“I have always found that mercy bears richer fruits than strict justice. ~Abraham Lincoln
The majority of cases make it to sentencing. The only ones that don’t are those with a Not Guilty verdict from a judge or jury, cases with plea bargains including a continuance for dismissal, and straight dismissals by the prosecutor or judge.
Sometimes, sentencings will occur at the time of the plea hearing because the defense attorney and prosecutor have agreed to all the terms and the judge isn’t going to deviate. Other plea bargains include some terms that are up for debate, need a pre-sentence investigation report (PSI or PSR), or the parties request time to submit a sentencing letter or sentencing memorandum. When a case ends in a Guilty verdict at trial, a sentencing hearing is typically scheduled for a later date.
The sentencing hearing is extremely important. It is the last time the judge has the power to affect your case. Once you are sentenced, you are likely in the hands of the Department of Corrections (probation or jail).

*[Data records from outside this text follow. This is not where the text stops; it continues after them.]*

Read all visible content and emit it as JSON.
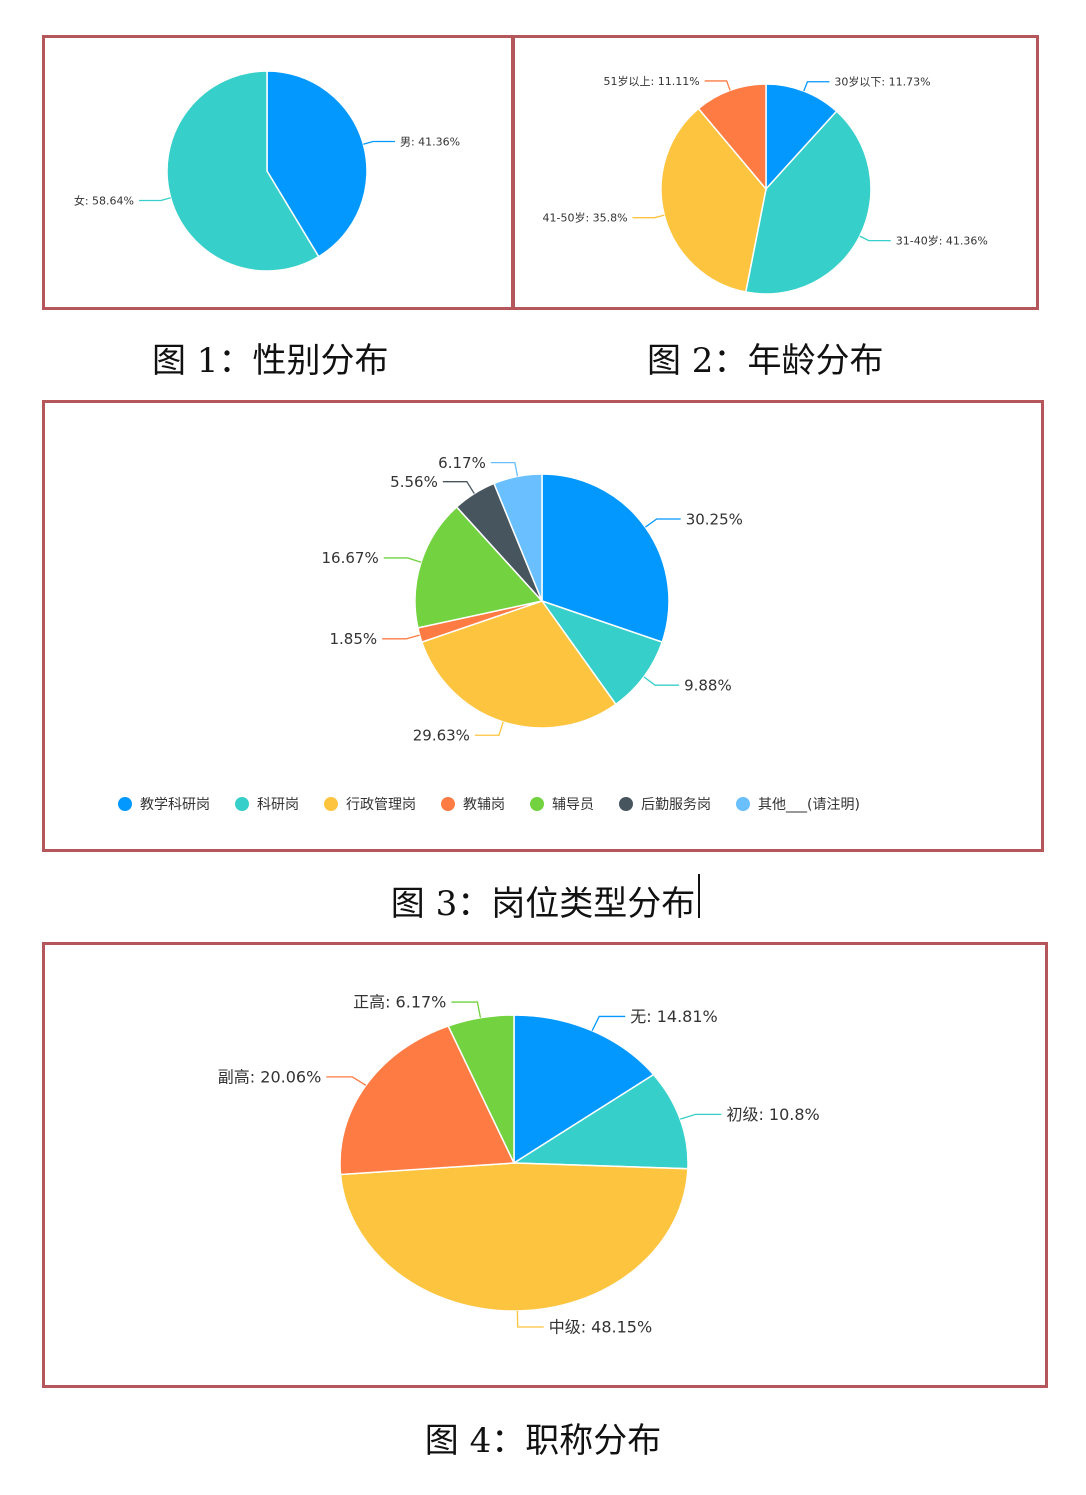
{
  "captions": {
    "fig1": "图 1：性别分布",
    "fig2": "图 2：年龄分布",
    "fig3": "图 3：岗位类型分布",
    "fig4": "图 4：职称分布"
  },
  "chart_data": [
    {
      "type": "pie",
      "id": "gender",
      "categories": [
        "男",
        "女"
      ],
      "values": [
        41.36,
        58.64
      ],
      "labels": [
        "男: 41.36%",
        "女: 58.64%"
      ],
      "colors": [
        "#0398fd",
        "#37cfc9"
      ]
    },
    {
      "type": "pie",
      "id": "age",
      "categories": [
        "30岁以下",
        "31-40岁",
        "41-50岁",
        "51岁以上"
      ],
      "values": [
        11.73,
        41.36,
        35.8,
        11.11
      ],
      "labels": [
        "30岁以下: 11.73%",
        "31-40岁: 41.36%",
        "41-50岁: 35.8%",
        "51岁以上: 11.11%"
      ],
      "colors": [
        "#0398fd",
        "#37cfc9",
        "#fdc43f",
        "#fe7b43"
      ]
    },
    {
      "type": "pie",
      "id": "position",
      "categories": [
        "教学科研岗",
        "科研岗",
        "行政管理岗",
        "教辅岗",
        "辅导员",
        "后勤服务岗",
        "其他___(请注明)"
      ],
      "values": [
        30.25,
        9.88,
        29.63,
        1.85,
        16.67,
        5.56,
        6.17
      ],
      "labels": [
        "30.25%",
        "9.88%",
        "29.63%",
        "1.85%",
        "16.67%",
        "5.56%",
        "6.17%"
      ],
      "colors": [
        "#0398fd",
        "#37cfc9",
        "#fdc43f",
        "#fe7b43",
        "#72d23f",
        "#47555f",
        "#6ac0fe"
      ],
      "legend": "bottom"
    },
    {
      "type": "pie",
      "id": "title",
      "categories": [
        "无",
        "初级",
        "中级",
        "副高",
        "正高"
      ],
      "values": [
        14.81,
        10.8,
        48.15,
        20.06,
        6.17
      ],
      "labels": [
        "无: 14.81%",
        "初级: 10.8%",
        "中级: 48.15%",
        "副高: 20.06%",
        "正高: 6.17%"
      ],
      "colors": [
        "#0398fd",
        "#37cfc9",
        "#fdc43f",
        "#fe7b43",
        "#72d23f"
      ]
    }
  ]
}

Most defense attorneys will ask you to obtain letters of support from family, friends, and co-workers saying how much you mean to them and how important you are to the community. Photos of you are also important. Most sentencing letters or sentencing memoranda will include a section of your biography. It is really the only chance the judge has to know the real you. The letter or memorandum will also likely include excerpts from the letters of support, showing the judge that you have people who will help you through this. Finally, the letter or memorandum will include your ideal sentence and an argument in support of the request.